Posted on: May 26,2013
(The Mississippi Press Association is syndicating a weekly Rick Cleveland column that runs in several Mississippi newspapers, weeklies and dailies. Those interested should contact Monica Gilmer at mgilmer@mspress.org … What follows is last week’s column.)
Mark Twain, the great American humorist and writer, once called golf “a good walk spoiled.”
While I hesitate to quibble with Twain, a man of such remarkable intellect, I respectfully disagree. Then again, I don’t walk when I play golf. I ride.
No doubt, Twain had a point, to a point. A poor round of golf can spoil your day if you let it. This past weekend, I played in a 54-hole golf tournament. Yes, I rode. At this juncture in life, after having played golf for more than 50 years, I do not let golf, no matter how putridly I play, spoil my day.
After all, golf already has spoiled my lower back, which is why I rarely play. But when I do play, I play with good friends, and I enjoy the sunshine, the good ride and the mostly bad golf.
Sir Winston Churchill had the best description of golf when he said it is a game in which “the aim is to hit a very small ball into a slightly larger hole with weapons singularly ill-designed for the purpose.”
Churchill obviously had golfed.
So had the great American writer John Updike, who wrote, “Golf appeals to the idiot in us and the child. Just how childlike golfers become is proven by their frequent inability to count past five.”
I count past five all too often.
In fact, I would have to count high into the hundreds upon hundreds to reach the number of rounds of golf played in my lifetime. As kids, we played nearly ever summer day, sometimes 36 or 54 holes in a day. Back then, we walked.
During my career as a sports writer, which often meant working nights, I played lots and lots of golf. Too much golf, my wife would surely tell you.
I do not regret it, but sometimes contemplate what could have been
achieved with all that time spent on the golf course.
I could have written books, a library full. I could have learned at least 20 different languages. Heck, I could have written all those books in different languages.
I could have done yard work as a second job, made tens of thousands of dollars, invested it in the stock market and become a multi-millionaire. I could have played tennis and gotten much more exercise. I could have just walked, without golf clubs, and have been so much leaner than the pudgy guy who looks back at me in the mirror.
I could have learned to re-grip and repair golf clubs, and made tons of money off of all those other fools.

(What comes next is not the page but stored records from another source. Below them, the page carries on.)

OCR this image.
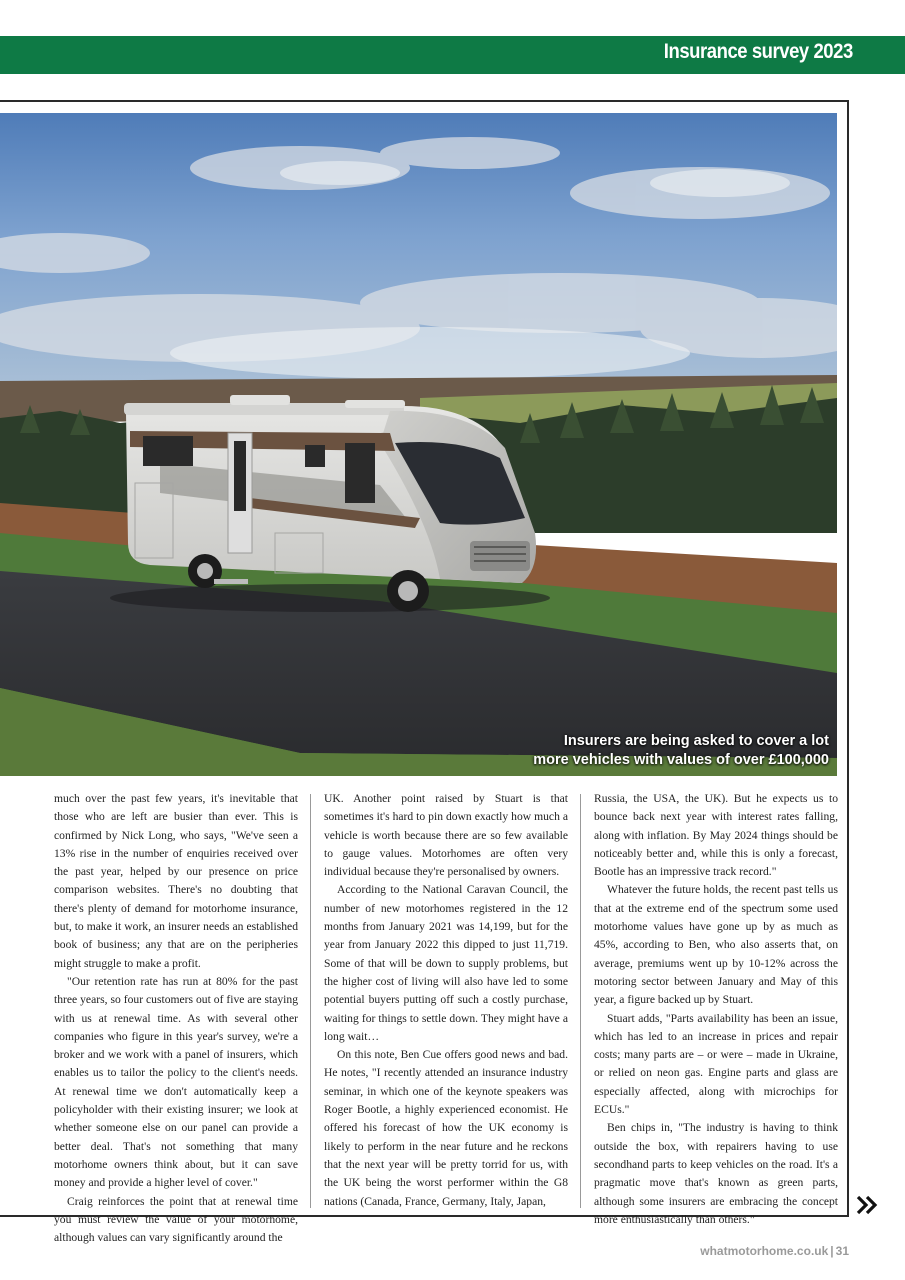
Insurance survey 2023
Insurers are being asked to cover a lot
more vehicles with values of over £100,000

much over the past few years, it's inevitable that those who are left are busier than ever. This is confirmed by Nick Long, who says, "We've seen a 13% rise in the number of enquiries received over the past year, helped by our presence on price comparison websites. There's no doubting that there's plenty of demand for motorhome insurance, but, to make it work, an insurer needs an established book of business; any that are on the peripheries might struggle to make a profit.

"Our retention rate has run at 80% for the past three years, so four customers out of five are staying with us at renewal time. As with several other companies who figure in this year's survey, we're a broker and we work with a panel of insurers, which enables us to tailor the policy to the client's needs. At renewal time we don't automatically keep a policyholder with their existing insurer; we look at whether someone else on our panel can provide a better deal. That's not something that many motorhome owners think about, but it can save money and provide a higher level of cover."

Craig reinforces the point that at renewal time you must review the value of your motorhome, although values can vary significantly around the

UK. Another point raised by Stuart is that sometimes it's hard to pin down exactly how much a vehicle is worth because there are so few available to gauge values. Motorhomes are often very individual because they're personalised by owners.

According to the National Caravan Council, the number of new motorhomes registered in the 12 months from January 2021 was 14,199, but for the year from January 2022 this dipped to just 11,719. Some of that will be down to supply problems, but the higher cost of living will also have led to some potential buyers putting off such a costly purchase, waiting for things to settle down. They might have a long wait…

On this note, Ben Cue offers good news and bad. He notes, "I recently attended an insurance industry seminar, in which one of the keynote speakers was Roger Bootle, a highly experienced economist. He offered his forecast of how the UK economy is likely to perform in the near future and he reckons that the next year will be pretty torrid for us, with the UK being the worst performer within the G8 nations (Canada, France, Germany, Italy, Japan,

Russia, the USA, the UK). But he expects us to bounce back next year with interest rates falling, along with inflation. By May 2024 things should be noticeably better and, while this is only a forecast, Bootle has an impressive track record."

Whatever the future holds, the recent past tells us that at the extreme end of the spectrum some used motorhome values have gone up by as much as 45%, according to Ben, who also asserts that, on average, premiums went up by 10-12% across the motoring sector between January and May of this year, a figure backed up by Stuart.

Stuart adds, "Parts availability has been an issue, which has led to an increase in prices and repair costs; many parts are – or were – made in Ukraine, or relied on neon gas. Engine parts and glass are especially affected, along with microchips for ECUs."

Ben chips in, "The industry is having to think outside the box, with repairers having to use secondhand parts to keep vehicles on the road. It's a pragmatic move that's known as green parts, although some insurers are embracing the concept more enthusiastically than others."

whatmotorhome.co.uk | 31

It just goes on and on…so many hours of golf, so much money spent on golf, and so little to show for it, other than a creaky back that goes completely out on me once or twice a year.
And still I love it, even though I sometimes agree with the great golfer Ray Floyd, when he says golf got its name only because “all the other four-letter words were taken.”
I play less and less these days, but I seem to enjoy it more. My handicap, once down to three, has now soared into double figures.
I will play occasionally as my back allows, but I’ll do so in complete agreement with evangelist Billy Graham, who knows a thing or two about prayer, and has been an avid golfer. Said Graham: “The only place my prayers are never answered is on a golf course.”